The dynamics of multiply charged (excited) molecular cations could be finely probe using physical techniques giving insight into ultrafast chemical processes at the fs timescale. We have recently implemented a strategy based on the combination of experimental and theoretical studies to successfully disentangle the complicated fragmentation dynamics of complex molecular systems after ionization and excitation in collisions with energetic multiply charged ions. We obtain the experimental data in the gas phase for neutral molecules in collisions with low-energy highly charged ions. State-of-the-art multicoincidence detection mass spectrometric techniques were used to determine the charge state of the molecule before fragmentation. The experimental data were analyzed by means of quantum chemistry calculations (density functional theory and ab-initio molecular dynamics). The calculated fragmentation pathways leading to the most abundant fragments observed in the mass spectra allow us to discern the structure of these ions and how they are produced.

In this seminar, this methodological approach has been applied to study the fragmentation dynamics of amino acids in the gas phase.
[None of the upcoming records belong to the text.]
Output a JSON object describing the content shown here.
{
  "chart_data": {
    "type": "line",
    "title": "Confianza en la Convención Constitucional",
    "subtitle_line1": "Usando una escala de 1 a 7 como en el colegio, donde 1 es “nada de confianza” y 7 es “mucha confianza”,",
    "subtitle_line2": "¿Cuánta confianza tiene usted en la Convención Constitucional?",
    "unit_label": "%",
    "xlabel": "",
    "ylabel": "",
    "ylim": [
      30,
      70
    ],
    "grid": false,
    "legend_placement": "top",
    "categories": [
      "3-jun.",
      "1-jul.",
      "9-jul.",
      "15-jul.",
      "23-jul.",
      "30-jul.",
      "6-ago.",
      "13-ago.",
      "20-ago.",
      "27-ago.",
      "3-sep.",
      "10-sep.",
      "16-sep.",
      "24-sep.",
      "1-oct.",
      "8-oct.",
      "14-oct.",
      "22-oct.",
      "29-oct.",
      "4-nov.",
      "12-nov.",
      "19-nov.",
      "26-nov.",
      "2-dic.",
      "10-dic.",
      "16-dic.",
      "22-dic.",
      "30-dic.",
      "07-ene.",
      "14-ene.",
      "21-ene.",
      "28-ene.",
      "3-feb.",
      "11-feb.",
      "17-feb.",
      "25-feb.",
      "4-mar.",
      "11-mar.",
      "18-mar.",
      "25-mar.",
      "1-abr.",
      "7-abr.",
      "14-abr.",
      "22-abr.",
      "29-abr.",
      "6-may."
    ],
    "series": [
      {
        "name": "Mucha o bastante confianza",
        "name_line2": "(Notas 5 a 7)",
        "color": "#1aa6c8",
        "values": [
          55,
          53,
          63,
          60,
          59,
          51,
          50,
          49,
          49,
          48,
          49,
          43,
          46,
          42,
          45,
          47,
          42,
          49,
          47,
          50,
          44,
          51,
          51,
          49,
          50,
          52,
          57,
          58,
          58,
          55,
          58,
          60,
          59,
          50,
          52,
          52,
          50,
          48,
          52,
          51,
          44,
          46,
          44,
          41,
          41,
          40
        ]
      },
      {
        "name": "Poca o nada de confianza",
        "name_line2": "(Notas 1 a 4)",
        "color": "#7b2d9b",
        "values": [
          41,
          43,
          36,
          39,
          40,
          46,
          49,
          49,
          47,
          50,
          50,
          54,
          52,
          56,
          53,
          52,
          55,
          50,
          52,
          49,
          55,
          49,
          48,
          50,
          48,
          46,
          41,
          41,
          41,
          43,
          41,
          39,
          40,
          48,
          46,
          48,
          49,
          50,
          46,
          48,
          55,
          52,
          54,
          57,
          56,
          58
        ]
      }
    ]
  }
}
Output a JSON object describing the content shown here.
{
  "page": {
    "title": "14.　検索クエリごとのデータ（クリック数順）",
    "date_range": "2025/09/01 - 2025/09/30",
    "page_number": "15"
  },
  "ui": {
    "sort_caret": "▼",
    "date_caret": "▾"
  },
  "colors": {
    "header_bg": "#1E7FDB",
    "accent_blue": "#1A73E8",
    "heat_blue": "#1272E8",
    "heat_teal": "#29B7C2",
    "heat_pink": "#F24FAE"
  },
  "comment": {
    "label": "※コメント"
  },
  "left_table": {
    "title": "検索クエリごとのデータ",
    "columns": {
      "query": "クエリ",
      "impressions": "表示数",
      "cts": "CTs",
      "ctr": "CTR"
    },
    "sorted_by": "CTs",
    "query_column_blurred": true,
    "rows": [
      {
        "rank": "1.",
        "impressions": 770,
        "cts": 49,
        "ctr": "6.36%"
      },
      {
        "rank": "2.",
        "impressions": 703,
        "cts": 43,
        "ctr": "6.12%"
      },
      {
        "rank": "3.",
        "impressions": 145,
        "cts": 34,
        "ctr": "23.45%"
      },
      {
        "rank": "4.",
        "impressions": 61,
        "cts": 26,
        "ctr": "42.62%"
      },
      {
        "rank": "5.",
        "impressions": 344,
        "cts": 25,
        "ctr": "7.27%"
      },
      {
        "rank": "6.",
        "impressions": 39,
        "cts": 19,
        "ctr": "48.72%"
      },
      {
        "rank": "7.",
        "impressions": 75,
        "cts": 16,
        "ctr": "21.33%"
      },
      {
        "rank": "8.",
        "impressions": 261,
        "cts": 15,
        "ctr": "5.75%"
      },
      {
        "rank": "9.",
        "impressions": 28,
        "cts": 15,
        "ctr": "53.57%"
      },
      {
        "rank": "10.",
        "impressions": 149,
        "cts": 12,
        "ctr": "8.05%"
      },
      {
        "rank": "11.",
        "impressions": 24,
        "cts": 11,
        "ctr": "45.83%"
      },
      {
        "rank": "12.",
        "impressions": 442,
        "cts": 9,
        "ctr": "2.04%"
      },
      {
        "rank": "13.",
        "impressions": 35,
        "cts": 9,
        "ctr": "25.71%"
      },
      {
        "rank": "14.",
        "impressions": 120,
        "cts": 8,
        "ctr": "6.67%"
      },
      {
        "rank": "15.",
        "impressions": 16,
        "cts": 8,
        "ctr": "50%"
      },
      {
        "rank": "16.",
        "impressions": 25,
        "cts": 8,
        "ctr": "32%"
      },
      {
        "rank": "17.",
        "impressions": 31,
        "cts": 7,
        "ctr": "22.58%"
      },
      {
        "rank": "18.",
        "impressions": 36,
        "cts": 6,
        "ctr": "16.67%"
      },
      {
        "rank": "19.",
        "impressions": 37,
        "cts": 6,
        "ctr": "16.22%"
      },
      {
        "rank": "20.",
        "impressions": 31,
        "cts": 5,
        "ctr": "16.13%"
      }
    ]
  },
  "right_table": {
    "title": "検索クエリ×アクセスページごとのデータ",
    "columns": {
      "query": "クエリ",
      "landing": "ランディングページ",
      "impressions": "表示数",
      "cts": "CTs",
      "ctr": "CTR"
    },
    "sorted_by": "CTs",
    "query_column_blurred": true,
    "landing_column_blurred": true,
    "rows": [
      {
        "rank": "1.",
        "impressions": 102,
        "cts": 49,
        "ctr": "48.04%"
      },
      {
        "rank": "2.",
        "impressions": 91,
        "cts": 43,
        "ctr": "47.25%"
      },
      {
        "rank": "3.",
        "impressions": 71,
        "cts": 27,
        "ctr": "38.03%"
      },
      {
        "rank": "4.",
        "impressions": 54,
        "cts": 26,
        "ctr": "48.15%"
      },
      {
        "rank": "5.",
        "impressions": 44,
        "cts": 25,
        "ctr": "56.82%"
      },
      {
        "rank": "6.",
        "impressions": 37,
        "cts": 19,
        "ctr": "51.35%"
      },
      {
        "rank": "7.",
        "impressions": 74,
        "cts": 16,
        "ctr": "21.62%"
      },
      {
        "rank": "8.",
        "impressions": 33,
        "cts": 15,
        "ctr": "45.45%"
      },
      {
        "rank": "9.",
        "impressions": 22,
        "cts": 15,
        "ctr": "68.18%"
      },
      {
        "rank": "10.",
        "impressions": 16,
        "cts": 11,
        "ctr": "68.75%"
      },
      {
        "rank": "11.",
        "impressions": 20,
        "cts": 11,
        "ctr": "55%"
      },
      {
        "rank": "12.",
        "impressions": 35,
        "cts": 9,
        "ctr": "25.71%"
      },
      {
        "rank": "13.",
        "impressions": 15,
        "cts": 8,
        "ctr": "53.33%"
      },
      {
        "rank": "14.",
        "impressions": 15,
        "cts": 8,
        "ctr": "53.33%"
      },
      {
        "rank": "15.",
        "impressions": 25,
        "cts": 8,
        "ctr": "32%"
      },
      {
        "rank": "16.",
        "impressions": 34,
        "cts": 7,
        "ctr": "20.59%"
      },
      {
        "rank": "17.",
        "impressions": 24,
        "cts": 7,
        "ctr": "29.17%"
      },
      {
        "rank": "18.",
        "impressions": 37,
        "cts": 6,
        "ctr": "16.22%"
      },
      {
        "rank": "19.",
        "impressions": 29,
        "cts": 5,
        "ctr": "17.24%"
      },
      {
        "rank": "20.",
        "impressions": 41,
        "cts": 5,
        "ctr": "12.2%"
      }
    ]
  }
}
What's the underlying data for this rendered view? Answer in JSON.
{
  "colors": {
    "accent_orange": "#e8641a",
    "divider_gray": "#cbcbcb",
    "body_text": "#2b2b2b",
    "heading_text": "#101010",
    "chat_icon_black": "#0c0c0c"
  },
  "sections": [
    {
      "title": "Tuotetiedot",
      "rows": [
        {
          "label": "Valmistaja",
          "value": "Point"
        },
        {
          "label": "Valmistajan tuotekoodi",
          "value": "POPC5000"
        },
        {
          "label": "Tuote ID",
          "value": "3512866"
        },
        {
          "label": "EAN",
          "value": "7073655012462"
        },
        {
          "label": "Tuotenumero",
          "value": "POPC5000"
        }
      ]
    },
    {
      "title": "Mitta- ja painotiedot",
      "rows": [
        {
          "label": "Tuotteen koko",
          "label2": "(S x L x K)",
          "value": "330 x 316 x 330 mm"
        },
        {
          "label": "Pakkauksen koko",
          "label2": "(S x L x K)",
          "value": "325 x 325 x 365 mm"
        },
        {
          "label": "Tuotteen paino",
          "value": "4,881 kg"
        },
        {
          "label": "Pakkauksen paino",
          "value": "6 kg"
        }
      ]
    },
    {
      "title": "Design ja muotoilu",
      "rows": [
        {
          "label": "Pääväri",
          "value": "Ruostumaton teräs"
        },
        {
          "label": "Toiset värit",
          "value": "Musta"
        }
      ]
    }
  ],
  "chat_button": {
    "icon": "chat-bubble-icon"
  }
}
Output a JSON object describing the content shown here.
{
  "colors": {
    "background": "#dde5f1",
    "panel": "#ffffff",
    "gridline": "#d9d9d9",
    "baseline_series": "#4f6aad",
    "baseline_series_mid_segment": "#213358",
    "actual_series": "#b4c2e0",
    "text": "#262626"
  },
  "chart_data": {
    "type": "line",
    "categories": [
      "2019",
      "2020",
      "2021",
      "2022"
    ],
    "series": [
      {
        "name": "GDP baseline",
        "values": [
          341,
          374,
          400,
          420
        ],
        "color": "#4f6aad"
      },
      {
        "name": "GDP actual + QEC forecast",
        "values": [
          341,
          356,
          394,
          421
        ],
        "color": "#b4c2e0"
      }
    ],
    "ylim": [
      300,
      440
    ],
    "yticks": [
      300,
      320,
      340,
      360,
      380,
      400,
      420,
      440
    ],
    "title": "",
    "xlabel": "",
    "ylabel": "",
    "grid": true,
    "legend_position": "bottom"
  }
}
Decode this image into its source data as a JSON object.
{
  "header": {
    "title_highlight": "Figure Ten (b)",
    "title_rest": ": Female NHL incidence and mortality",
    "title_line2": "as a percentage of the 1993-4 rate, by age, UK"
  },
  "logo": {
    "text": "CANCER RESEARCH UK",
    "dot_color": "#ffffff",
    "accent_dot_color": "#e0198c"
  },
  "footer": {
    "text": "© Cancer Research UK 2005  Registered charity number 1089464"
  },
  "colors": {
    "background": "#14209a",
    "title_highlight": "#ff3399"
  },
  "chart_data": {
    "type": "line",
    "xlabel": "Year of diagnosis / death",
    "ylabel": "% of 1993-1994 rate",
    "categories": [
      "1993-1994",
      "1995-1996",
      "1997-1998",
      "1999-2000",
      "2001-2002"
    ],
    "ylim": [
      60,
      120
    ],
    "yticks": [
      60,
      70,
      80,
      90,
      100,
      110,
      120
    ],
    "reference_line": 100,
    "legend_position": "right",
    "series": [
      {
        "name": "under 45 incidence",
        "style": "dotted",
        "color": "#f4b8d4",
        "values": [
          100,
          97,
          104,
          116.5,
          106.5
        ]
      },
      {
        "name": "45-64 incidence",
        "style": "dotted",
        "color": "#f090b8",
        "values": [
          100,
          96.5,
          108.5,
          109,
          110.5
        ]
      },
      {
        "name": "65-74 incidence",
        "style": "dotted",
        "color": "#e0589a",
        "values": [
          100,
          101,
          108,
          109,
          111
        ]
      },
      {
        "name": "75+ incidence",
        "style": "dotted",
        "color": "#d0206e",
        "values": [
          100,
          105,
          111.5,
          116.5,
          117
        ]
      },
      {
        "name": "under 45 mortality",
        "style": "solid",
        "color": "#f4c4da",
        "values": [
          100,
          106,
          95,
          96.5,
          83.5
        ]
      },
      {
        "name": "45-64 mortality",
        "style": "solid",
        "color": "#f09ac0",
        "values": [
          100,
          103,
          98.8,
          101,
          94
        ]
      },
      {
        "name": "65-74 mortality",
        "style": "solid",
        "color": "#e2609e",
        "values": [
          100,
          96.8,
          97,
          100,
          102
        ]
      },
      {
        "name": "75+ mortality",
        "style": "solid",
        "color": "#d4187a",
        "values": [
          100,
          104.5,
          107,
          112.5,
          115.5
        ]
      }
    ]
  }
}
In the fragmentation of GABA, we found that the intact molecule hardly survives the collision and that many fragments are observed corresponding to numerous dissociation channels (computed and detected). In the fragmentation dynamics of excited molecular glycine dications, doubly-charged molecular species were observed in the mass spectrum. The existence of these species can only be explained considering a fast intramolecular H migration mechanism followed by loss of neutral moieties. These processes appear in competition with the expected Coulomb repulsion of the doubly charged glycine that leads to fission in two singly charged cations. OH migration explains the characteristic fragmentation pathways of dicationic beta-alanine.